Considering that the disputed property was not in the custody of the court,

petitioner spouses cannot be held liable for contempt when they sold it to a
third person. The transferee Bernardo Hizon, however, being presumed by law

to be aware of the ongoing litigation over the property, is bound by this

decision and shall transfer the Diliman property back to the estate of

Clemencia Aseneta, with financial recourse to petitioner spouses.

WHEREFORE, the petition is hereby DENIED and the decision of the

Court of Appeals AFFIRMED.

Costs against petitioners.

SO ORDERED.

RENATO C. CORONA
Associate Justice

W E C O N C U R:

ARTEMIO V. PANGANIBAN
Associate Justice
Chairman

ANGELINA SANDOVAL-GUTIERREZ CONCHITA CARPIO MORALES


Associate Justice Associate Justice

CANCIO C. GARCIA
Associate Justice

ATTESTATION
I attest that the conclusions in the above decision were reached in
consultation before the case was assigned to the writer of the opinion of the
Courts Division.

ARTEMIO V. PANGANIBAN
Associate Justice
Chairman, Third Division

CERTIFICATION

Pursuant to Article VIII, Section 13 of the Constitution, and the Division


Chairmans Attestation, it is hereby certified that the conclusions in the above
decision were reached in consultation before the case was assigned to the
writer of the opinion of the Court.

HILARIO G. DAVIDE, JR.


Chief Justice

[1] Penned by Associate Justice Godardo A. Jacinto, concurred in by Associate Justices Bernardo P. Abesamis and Alicia L.
Santos of the Eleventh Division; Rollo, pp. 18-28.
[2] Penned by Judge Elpidio M. Catungal, Sr.; Id, pp. 29-35.
[3] SP No. 03152, Records (Exhibits of Plaintiff), Exhibit B.
[4] Out of the 9 properties, 7 were located in Albay, 1 in Manila and 1 in Quezon City, the last being the property subject of this

petition.
[5] Records, Vol. 1, pp. 8-11.
[6] Id., pp. 12-15.
[7] SP No.
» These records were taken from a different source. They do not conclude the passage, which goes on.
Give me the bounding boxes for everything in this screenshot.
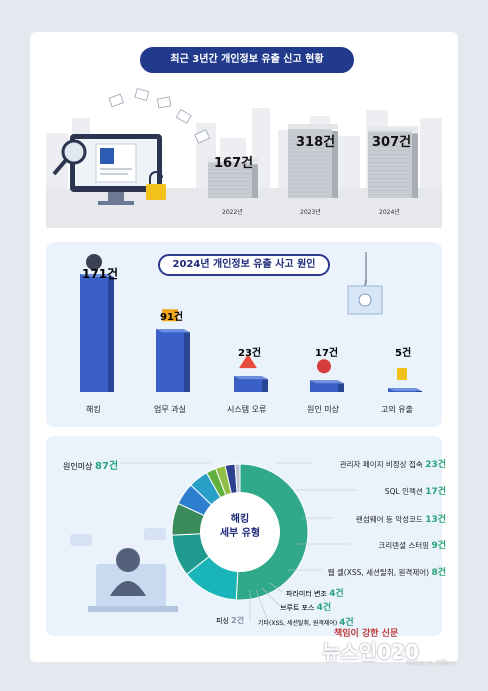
legend-sql-injection: SQL 인젝션 17건: [384, 487, 446, 497]
paper-stack-2: [368, 126, 418, 198]
legend-parameter-tampering: 파라미터 변조 4건: [286, 589, 344, 599]
cause-bar-4: [388, 388, 422, 392]
value-label-2024: 307건: [372, 135, 412, 150]
hacker-icon: [116, 548, 140, 572]
cause-bar-0: [80, 274, 114, 392]
value-label-2023: 318건: [296, 135, 336, 150]
paper-stack-0: [208, 157, 258, 198]
section2-title: 2024년 개인정보 유출 사고 원인: [158, 254, 330, 276]
watermark-brand: 뉴스인020: [322, 640, 419, 664]
cause-value-2: 23건: [238, 348, 262, 359]
cause-bar-chart: [80, 252, 422, 392]
section1-illustration: [46, 88, 442, 228]
year-label-2024: 2024년: [379, 209, 400, 216]
cause-category-3: 원인 미상: [307, 405, 339, 414]
watermark: 책임이 강한 신문 뉴스인020 Online to Offline: [282, 624, 462, 674]
cause-bar-2: [234, 376, 268, 392]
donut-center-label-1: 해킹: [230, 514, 250, 525]
year-label-2023: 2023년: [300, 209, 321, 216]
hacker-icon: [86, 254, 102, 270]
legend-credential-stuffing: 크리덴셜 스터핑 9건: [378, 541, 446, 551]
legend-admin-page: 관리자 페이지 비정상 접속 23건: [339, 460, 446, 470]
cause-bar-1: [156, 329, 190, 392]
legend-brute-force: 브루트 포스 4건: [280, 603, 332, 613]
hacking-illustration: [70, 528, 178, 612]
cause-value-1: 91건: [160, 312, 184, 323]
hand-icon: [397, 368, 407, 380]
section1-title: 최근 3년간 개인정보 유출 신고 현황: [140, 47, 354, 73]
watermark-subtitle: Online to Offline: [406, 660, 455, 667]
watermark-logo-icon: [284, 643, 320, 660]
cause-value-4: 5건: [395, 348, 412, 359]
donut-center-label-2: 세부 유형: [219, 528, 261, 539]
cause-value-0: 171건: [82, 267, 119, 281]
cause-value-3: 17건: [315, 348, 339, 359]
legend-web-shell: 웹 셸(XSS, 세션탈취, 원격제어) 8건: [327, 568, 446, 578]
cause-category-1: 업무 과실: [154, 405, 186, 414]
folder-icon: [162, 309, 178, 322]
hacking-donut-chart: [171, 463, 309, 601]
warning-icon: [239, 354, 257, 369]
cause-category-4: 고의 유출: [381, 405, 413, 414]
legend-unknown: 원인미상 87건: [63, 461, 119, 472]
value-label-2022: 167건: [214, 156, 254, 171]
year-label-2022: 2022년: [222, 209, 243, 216]
cause-category-2: 시스템 오류: [227, 405, 267, 414]
padlock-icon: [146, 184, 166, 200]
cause-bar-3: [310, 380, 344, 392]
legend-ransomware: 랜섬웨어 등 악성코드 13건: [355, 515, 446, 525]
question-icon: [317, 359, 331, 374]
cause-category-0: 해킹: [86, 405, 101, 414]
paper-stack-1: [288, 124, 338, 198]
watermark-tagline: 책임이 강한 신문: [334, 629, 399, 639]
legend-phishing: 피싱 2건: [216, 616, 245, 625]
legend-other: 기타(XSS, 세션탈취, 원격제어) 4건: [258, 618, 354, 628]
magnifier-icon: [61, 139, 87, 165]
QC- 00908.
[8] Records (Exhibits of Plaintiff), Exhibits C.
[9] Records, Vol. 1, p.38.
[10] Id., pp. 1-7.
[11] Id., pp. 24-27.
[12] Certificate of Death dated May 21, 1977; Records, Vol. 1, p.81.
[13] Id., p. 85.
[14] See note 2.
[15] See note 1.
[16] Rollo, p. 8.
[17] Larena v. Mapil, G.R. No. 146341, 7 August 2003, 408 SCRA 484.
[18]
Chan v. Maceda, Jr., 450 Phil. 416 (2003).
[19] Penned by Associate Justice Ramon C. Aquino, 216 Phil. 332 (1984).
[20] Penned by Associate Justice Oscar M. Herrera, concurred in by Associate Justices Santiago M. Kapunan (a former Associate

Justice of this Court) and Jainal D. Rasul of the Third Division; CA-G.R. No. CV No. 25252, June 29, 1992; in the
decision, the appellate court affirmed the dismissal of the complaint with respect to 6 parcels of land because of an
amicable settlement between the parties. The seventh lot was, however, ordered to be reconveyed to the heirs of
Clemencia Aseneta. The court stated that if not for the amicable settlement, the sale of the other 6 properties would
have also been declared void and ordered reconveyed to the heirs of Clemencia.
[21] Pinlac v. Court of Appeals, G.R. No. 91486, 10 September 2003, 410 SCRA 419.
[22] Tay Chun Suy v. Court of Appeals, G.R. No. 93640, 7 January 1994, 229 SCRA 151.
[23] Villena v. Chavez, G.R. No. 148126, 10 November 2003, 415 SCRA 33.
[24] Supra at note 19.
[25] Los Baos Rural Bank, Inc. v. Africa, 433 Phil. 903 (2002).